Between the Lines
Date: Tuesday 3 February 2015
Venue: Lecture Hall
Adam Magyar (1972) finds innovative ways to use tech to observe life. That led him to capture the passing of time and freeze it into still photographs and videos. Using modified or self-built high-tech digital tools and cameras that “see” what the human eye can not see and the human nature rarely perceives, he has created mesmerizing representations of speeding subway trains and of flows of people on busy sidewalks.
Magyar depicts the synergies of man and the city, and embraces the city as home to both man and technology. With each of his series, he observes time flowing by and life pulsating in front of his eyes. In his works, he scrutinizes the transience of life and man’s inherent urge to leave some trace behind. Magyar is keen on adopting and reinventing contemporary devices like industrial machine-vision cameras to be able to produce his unique cityscapes.
Born and raised in Hungary and now based in Berlin, he travels the world extracting his images from the simple, ever-changing nature of daily urban life. “I am just an observer with a camera and a scanner”, he says.

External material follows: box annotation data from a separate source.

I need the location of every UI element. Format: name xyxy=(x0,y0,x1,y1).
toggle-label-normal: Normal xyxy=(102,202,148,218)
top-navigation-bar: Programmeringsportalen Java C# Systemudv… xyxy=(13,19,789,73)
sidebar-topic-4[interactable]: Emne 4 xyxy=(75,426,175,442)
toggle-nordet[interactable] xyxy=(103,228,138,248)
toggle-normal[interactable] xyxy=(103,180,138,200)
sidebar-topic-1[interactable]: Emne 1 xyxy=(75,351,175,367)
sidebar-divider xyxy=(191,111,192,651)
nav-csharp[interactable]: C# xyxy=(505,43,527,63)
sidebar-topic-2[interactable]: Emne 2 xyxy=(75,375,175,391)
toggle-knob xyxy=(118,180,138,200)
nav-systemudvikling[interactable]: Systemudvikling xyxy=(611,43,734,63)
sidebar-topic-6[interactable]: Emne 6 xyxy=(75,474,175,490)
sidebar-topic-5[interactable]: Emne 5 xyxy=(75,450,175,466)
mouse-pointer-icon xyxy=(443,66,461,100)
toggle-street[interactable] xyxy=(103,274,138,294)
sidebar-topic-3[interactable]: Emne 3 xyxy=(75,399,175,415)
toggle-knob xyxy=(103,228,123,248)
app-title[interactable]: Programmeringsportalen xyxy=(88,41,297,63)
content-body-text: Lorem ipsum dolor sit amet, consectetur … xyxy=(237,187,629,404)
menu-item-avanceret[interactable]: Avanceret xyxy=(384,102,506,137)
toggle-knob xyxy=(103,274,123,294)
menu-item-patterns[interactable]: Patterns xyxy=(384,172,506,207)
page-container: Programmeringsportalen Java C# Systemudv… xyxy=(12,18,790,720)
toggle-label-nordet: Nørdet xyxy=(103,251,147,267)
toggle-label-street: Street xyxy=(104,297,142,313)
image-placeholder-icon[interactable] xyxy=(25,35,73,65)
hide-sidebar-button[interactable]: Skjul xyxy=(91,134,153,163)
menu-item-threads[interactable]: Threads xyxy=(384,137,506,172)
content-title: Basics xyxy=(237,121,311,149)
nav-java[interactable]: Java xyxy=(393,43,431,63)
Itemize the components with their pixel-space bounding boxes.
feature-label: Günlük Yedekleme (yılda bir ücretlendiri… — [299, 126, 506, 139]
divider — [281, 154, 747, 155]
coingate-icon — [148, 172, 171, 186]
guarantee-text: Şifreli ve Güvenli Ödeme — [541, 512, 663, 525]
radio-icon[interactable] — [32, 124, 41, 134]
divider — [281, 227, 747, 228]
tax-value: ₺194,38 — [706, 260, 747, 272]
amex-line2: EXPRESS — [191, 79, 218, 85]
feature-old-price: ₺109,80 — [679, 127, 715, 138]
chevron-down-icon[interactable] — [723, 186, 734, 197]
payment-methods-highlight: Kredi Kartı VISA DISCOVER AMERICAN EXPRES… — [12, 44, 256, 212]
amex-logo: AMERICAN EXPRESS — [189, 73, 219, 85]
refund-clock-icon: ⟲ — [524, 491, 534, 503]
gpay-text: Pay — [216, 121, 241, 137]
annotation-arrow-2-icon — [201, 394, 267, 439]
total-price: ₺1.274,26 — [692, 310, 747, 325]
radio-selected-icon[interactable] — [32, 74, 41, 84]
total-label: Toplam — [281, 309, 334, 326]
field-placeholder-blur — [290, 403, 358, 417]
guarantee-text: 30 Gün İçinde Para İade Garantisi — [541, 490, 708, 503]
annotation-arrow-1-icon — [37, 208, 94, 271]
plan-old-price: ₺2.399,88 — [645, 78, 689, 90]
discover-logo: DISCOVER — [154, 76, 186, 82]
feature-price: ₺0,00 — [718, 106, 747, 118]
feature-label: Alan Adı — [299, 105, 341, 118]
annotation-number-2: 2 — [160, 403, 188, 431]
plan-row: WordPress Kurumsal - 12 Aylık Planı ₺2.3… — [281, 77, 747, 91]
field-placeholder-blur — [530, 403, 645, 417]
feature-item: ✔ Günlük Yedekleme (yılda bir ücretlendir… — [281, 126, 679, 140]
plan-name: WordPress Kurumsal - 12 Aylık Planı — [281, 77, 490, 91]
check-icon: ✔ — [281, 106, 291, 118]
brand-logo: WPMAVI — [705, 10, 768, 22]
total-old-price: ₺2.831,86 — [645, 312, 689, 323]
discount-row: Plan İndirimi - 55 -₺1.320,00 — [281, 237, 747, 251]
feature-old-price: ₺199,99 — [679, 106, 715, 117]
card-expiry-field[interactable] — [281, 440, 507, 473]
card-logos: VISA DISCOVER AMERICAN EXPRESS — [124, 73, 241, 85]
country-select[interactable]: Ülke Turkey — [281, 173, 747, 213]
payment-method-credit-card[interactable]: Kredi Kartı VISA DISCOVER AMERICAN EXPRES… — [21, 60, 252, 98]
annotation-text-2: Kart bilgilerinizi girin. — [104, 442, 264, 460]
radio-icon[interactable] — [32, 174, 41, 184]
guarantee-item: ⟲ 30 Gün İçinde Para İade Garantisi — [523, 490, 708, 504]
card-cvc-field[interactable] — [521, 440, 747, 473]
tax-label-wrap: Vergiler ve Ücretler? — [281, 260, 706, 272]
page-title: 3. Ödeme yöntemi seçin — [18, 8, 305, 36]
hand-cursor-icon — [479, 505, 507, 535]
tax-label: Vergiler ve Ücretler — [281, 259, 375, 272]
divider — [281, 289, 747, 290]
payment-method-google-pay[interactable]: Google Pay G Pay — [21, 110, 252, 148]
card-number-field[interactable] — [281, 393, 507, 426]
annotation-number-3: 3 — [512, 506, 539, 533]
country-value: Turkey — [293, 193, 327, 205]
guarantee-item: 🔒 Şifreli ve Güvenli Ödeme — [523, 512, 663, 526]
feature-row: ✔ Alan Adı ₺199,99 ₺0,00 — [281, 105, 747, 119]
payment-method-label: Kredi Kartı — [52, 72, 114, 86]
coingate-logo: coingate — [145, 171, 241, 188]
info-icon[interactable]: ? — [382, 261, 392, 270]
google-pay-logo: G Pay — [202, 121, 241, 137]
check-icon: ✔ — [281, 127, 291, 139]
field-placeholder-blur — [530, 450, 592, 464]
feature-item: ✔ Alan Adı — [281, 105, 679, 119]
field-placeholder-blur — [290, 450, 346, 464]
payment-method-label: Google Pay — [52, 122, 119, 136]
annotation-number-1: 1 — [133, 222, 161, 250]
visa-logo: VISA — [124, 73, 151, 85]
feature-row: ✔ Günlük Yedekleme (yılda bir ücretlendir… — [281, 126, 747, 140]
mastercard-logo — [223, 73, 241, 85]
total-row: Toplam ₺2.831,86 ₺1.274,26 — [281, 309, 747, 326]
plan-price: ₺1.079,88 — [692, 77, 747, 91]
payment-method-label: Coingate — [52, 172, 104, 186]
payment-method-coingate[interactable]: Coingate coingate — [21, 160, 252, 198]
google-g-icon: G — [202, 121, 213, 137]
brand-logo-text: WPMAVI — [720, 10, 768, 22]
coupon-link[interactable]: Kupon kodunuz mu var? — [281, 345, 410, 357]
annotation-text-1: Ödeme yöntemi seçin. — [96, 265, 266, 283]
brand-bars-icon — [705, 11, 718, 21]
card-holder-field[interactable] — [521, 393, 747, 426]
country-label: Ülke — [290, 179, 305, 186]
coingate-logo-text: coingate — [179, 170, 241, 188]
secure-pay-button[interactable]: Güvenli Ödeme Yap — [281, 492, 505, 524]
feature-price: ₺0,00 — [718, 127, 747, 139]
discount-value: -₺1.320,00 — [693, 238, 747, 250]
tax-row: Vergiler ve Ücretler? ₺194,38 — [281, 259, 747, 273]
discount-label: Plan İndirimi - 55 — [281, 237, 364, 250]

His works have been exhibited in various solo and group shows internationally including Museum of Fine Arts Houston, the Graduate School of Design Harvard University, Julie Saul Gallery and the Transformer Station in the USA, Helsinki Photography Biennial in Finland, ERES-Foundation and BSA exhibitions in Germany, Vasarely Foundation in France, the Ethnographic Museum Budapest and Faur Zsofi Gallery in Hungary, Rhubarb Rhubarb in the UK and SoSo Gallery in South Korea. His works are present in the collections of MFAH, Deutsche Bank, the Hong Kong Heritage Museum, Microsoft and the Bidwell Projects. His photographs have been published in the book In the Life of Cities by the Graduate School of Design Harvard University, Light and Lens by Robert Hirsch, and in magazines including Matter, PDN and PQ Magazine in the USA, Flash Art and Kreativ in Hungary, Foto Magazin in Germany, the Independent on Sunday and Digital Camera Magazine in UK, Katalog in Denmark and Blow Photo in Ireland.
All lectures are open to members of the public, staff and students unless otherwise stated.